The battle to prevent HIV and AIDS may be forever changed due to something that happened today: the Food and Drug Administration has approved a new drug that has shown an ability to reduce the risk of HIV infection, per the Associated Press:
The agency approved Gilead Sciences’ pill Truvada as a preventive measure for people who are at high risk of acquiring HIV through sexual activity, such as those who have HIV-infected partners. Public health advocates say the approval could help slow the spread of HIV, which has held steady at about 50,000 new infections per year for the last 15 years. An estimated 1.2 million Americans have HIV, which develops into AIDS unless treated with antiviral drugs.

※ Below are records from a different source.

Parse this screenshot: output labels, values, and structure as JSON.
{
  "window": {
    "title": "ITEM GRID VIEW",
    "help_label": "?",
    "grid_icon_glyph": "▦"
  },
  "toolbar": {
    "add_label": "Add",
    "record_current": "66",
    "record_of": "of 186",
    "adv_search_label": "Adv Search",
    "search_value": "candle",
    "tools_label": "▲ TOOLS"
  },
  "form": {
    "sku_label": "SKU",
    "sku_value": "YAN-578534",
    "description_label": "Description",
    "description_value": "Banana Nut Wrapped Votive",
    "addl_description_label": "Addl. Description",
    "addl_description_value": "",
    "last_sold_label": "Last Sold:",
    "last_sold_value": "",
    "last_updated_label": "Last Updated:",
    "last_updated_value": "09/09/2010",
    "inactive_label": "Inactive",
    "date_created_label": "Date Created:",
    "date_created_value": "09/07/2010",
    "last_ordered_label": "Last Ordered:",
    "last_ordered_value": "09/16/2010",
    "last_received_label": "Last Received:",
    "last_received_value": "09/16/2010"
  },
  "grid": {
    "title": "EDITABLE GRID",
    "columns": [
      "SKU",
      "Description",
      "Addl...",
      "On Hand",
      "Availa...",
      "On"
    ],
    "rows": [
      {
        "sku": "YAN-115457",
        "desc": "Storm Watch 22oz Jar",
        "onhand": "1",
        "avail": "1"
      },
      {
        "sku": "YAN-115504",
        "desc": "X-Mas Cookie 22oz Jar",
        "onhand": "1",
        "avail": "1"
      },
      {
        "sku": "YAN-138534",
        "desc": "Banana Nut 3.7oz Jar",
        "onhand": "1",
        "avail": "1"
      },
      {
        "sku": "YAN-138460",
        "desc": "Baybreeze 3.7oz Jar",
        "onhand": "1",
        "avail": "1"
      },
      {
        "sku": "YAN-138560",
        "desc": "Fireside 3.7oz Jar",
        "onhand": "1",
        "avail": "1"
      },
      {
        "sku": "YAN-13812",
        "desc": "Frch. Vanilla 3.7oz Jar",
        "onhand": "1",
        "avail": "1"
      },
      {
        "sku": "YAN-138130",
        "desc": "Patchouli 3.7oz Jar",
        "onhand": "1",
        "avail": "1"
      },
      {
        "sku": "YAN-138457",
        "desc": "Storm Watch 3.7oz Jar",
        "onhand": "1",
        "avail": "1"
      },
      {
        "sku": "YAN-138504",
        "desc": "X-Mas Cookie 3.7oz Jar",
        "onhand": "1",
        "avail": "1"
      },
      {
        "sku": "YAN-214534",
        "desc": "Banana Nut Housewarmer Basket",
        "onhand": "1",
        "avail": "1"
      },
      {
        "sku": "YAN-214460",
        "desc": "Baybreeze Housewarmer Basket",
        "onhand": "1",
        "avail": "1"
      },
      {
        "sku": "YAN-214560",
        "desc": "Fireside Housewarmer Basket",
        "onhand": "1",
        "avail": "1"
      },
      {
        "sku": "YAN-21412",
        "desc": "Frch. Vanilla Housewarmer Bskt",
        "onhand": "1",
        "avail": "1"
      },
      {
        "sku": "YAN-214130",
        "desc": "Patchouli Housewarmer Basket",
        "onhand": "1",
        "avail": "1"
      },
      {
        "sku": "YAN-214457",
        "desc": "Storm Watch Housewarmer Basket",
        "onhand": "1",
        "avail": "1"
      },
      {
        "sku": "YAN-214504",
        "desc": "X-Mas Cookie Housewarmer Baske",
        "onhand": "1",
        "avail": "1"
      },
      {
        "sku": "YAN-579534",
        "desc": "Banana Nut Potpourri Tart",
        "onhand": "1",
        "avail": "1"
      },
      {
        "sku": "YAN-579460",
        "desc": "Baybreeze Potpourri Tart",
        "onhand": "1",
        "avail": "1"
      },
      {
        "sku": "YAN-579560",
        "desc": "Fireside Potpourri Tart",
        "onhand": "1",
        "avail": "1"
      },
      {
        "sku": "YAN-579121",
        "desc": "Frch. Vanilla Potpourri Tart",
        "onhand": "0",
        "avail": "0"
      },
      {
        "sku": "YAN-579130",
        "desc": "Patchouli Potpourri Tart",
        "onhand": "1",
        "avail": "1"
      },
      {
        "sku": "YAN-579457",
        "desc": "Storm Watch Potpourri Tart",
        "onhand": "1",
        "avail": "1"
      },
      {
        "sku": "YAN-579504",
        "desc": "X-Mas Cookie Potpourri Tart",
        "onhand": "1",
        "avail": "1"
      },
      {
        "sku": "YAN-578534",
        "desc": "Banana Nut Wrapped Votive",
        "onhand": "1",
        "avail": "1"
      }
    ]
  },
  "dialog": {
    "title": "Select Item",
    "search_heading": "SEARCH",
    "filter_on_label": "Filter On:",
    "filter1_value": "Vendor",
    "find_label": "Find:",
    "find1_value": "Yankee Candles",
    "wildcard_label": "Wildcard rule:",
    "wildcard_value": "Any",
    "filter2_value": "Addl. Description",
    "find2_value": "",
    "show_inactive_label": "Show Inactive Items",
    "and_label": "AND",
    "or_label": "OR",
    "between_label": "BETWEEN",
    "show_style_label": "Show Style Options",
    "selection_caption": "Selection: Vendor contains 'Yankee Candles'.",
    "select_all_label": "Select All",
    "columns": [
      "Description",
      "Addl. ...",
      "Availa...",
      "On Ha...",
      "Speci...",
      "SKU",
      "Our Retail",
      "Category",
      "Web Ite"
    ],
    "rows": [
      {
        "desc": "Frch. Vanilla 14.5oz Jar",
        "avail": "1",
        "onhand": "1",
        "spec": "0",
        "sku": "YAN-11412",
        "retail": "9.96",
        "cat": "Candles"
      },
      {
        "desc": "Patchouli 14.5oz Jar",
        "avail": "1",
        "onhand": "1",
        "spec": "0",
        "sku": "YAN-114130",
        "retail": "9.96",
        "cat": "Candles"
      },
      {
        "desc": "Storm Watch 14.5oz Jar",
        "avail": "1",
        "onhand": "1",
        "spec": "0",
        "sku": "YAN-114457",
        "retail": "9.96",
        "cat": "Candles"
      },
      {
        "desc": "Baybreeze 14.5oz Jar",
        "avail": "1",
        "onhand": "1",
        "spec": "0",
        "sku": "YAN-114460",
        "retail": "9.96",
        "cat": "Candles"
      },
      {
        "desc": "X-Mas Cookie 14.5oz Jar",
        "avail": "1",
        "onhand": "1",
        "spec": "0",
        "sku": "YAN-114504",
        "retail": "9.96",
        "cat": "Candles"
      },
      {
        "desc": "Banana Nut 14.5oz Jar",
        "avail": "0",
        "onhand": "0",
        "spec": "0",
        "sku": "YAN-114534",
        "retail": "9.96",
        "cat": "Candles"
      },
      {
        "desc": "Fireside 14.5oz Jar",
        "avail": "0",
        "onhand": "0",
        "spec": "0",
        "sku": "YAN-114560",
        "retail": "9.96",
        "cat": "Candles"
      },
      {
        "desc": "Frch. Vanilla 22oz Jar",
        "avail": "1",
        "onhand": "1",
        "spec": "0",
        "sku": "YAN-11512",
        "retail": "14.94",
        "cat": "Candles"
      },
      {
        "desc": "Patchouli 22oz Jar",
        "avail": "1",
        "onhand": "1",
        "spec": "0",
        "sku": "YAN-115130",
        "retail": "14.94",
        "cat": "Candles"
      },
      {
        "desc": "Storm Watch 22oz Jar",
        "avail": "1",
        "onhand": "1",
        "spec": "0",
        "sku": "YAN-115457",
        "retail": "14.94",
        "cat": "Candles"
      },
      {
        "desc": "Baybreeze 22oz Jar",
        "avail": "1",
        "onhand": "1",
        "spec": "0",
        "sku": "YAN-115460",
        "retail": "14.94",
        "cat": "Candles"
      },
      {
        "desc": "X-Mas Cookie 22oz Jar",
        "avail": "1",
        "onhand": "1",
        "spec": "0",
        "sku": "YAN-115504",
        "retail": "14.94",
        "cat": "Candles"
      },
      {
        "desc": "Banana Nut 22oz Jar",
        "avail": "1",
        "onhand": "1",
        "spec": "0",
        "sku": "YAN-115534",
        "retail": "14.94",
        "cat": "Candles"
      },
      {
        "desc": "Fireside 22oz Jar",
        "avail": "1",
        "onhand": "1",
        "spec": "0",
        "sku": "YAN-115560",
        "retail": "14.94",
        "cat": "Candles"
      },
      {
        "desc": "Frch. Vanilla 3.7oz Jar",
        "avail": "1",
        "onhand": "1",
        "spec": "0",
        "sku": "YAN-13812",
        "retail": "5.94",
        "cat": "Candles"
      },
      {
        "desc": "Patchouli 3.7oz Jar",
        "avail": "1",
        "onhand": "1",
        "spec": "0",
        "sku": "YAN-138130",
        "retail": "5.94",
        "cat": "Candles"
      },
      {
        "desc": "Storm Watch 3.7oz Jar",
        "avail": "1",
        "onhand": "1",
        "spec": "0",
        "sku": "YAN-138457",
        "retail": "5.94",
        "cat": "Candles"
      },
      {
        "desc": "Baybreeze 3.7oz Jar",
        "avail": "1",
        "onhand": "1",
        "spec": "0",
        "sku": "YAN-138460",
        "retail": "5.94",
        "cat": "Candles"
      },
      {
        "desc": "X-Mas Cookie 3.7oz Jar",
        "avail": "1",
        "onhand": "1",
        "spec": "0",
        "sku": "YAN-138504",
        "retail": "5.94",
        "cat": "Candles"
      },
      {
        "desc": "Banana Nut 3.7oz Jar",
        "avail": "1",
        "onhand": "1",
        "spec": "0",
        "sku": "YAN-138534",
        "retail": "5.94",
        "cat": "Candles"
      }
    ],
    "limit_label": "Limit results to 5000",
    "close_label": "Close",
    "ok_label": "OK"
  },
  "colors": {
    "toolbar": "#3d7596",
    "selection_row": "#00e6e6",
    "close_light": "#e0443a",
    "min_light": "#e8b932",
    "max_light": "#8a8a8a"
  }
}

That said, we can’t note this history without remembering the past, and recognizing how it’ll factor in to the discussion about how privilege remains a key ingredient of any discussion about HIV and anti-viral medication. As Bloomberg BusinessWeek notes, the pill could be out of reach for a constituency which could certainly use it, and all because of money:
…rather than celebrating Truvada’s effectiveness, global health planners are now facing a difficult moment of soul searching over how to allocate limited resources.
“On the surface it’s something amazing, you can prevent HIV with a pill,” said Kevin Robert Frost, chief executive officer of amfAR, The Foundation for AIDS Research. “But then you start to dig deeper and it gets really complicated. When I get to the question of who pays for this I am completely dumbfounded. In developing countries, most of them can’t afford to give pills to those who are HIV positive.”
Protests of Gilead Sciences’ pricing of HIV drugs is nothing new, and I wouldn’t be shocked to see more scenes like the one above from last fall greeting the company as they celebrate this historic news. I don’t cite this to play Debbie Downer on news that may help save lives, and slow the growth of the epidemic. But it remains to be seen just how which is the priority of the drug’s manufacturer: healing, or profits.
Given that manufacturer’s name, I’m reminded of Jeremiah 8:22:
Is there no balm in Gilead?
Is there no physician there?
Why then is there no healing
for the wound of my people?
The balm wasn’t free in biblical times, either.